The Mayor's race is not about whom to vote for so much as it is about whom to vote against. Mayor Wheeler came to the position with a record of accomplishment as a county commissioner (think of the Sellwood Bridge) and as state treasurer. Unfortunately for his reputation he then took on the mayoralty of Portland. His four years in office reminds me of Warren Buffett's famous line, "When a management with a reputation for brilliance tackles a business with a reputation for bad economics, it is the reputation of the business that remains intact."
Portland's City Hall has fairly earned a reputation for the civic equivalent of bad economics, as a government that can barely govern itself. Mr. Wheeler's record met City Hall's reputation, and at the end of his term it is the reputation of City Hall that has remained intact. Against a candidate with a modicum of business and political experience it would be an easy call to give someone else a chance to try and fail and to endorse the challenger.
And yet this year's challenger, Sarah Iannarone, falls short of the mark. She proposes platefuls of ideas, some good, some unusual, and some simply out of the city's realm. She identifies the pressing need to bring the police department back under city control, and then wanders off into creating standards for the lockdowns of public buildings, including schools, which are not under city control. She proposes to "get big money out of politics" (a quotation from her website) but also to establish a public bank, an instrument for patronage politics. If Mr. Wheeler has done too little in facing the challenges of 2020, Ms. Iannarone's agenda is too much. I reluctantly favor giving the Mayor another term.
By contrast, the other City Council race is an easy call. Incumbent Chloe Eudaly faces a strong challenge from the hypertalented Mingus Mapps. Commissioner Eudaly's signature accomplishment of her term has been to impose local rent and eviction control and levy annual registration fees on landlords, a measure on its face designed to protect tenants that has had the predictable effect of encouraging owners of rental houses to sell rental houses to homeowners and get out of the rental business. It's also had the effect of steering apartment builders to friendlier cities. (One prominent apartment developer has shut down its Portland operation entirely.) Construction is still continuing, but in a different form -- in the past two years nearly half of the new condominium projects in Multnomah County have four or fewer units. Instead of building rental duplexes and fourplexes, developers are replacing rental houses with owner-occupied plexes.

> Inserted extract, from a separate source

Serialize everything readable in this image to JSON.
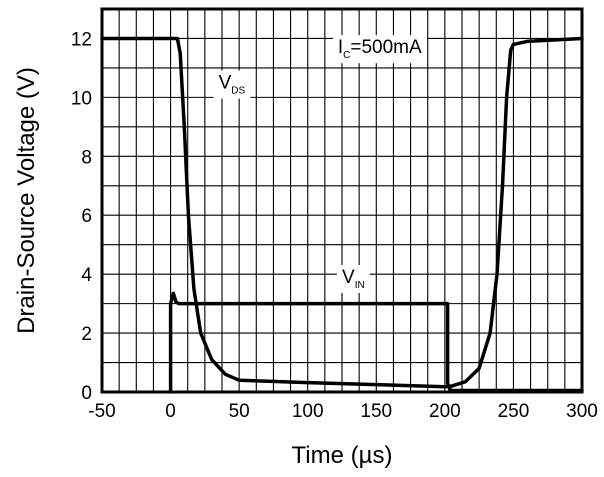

Commissioner Eudaly's other major misstep was to propose sweeping changes to reduce the voices of neighborhood associations in land use planning decisions. Although after the fact she said that she intended her proposal to bring more voices to the table, her proposal was directed at reducing neighborhood voices - most egregiously in providing that neighborhood associations would not have to abide by open-meeting laws. The strident voices of neighborhood associations are why a freeway doesn't run next to Division Street. Portlanders may confidently vote to replace Commissioner Eudaly with Dr. Mapps.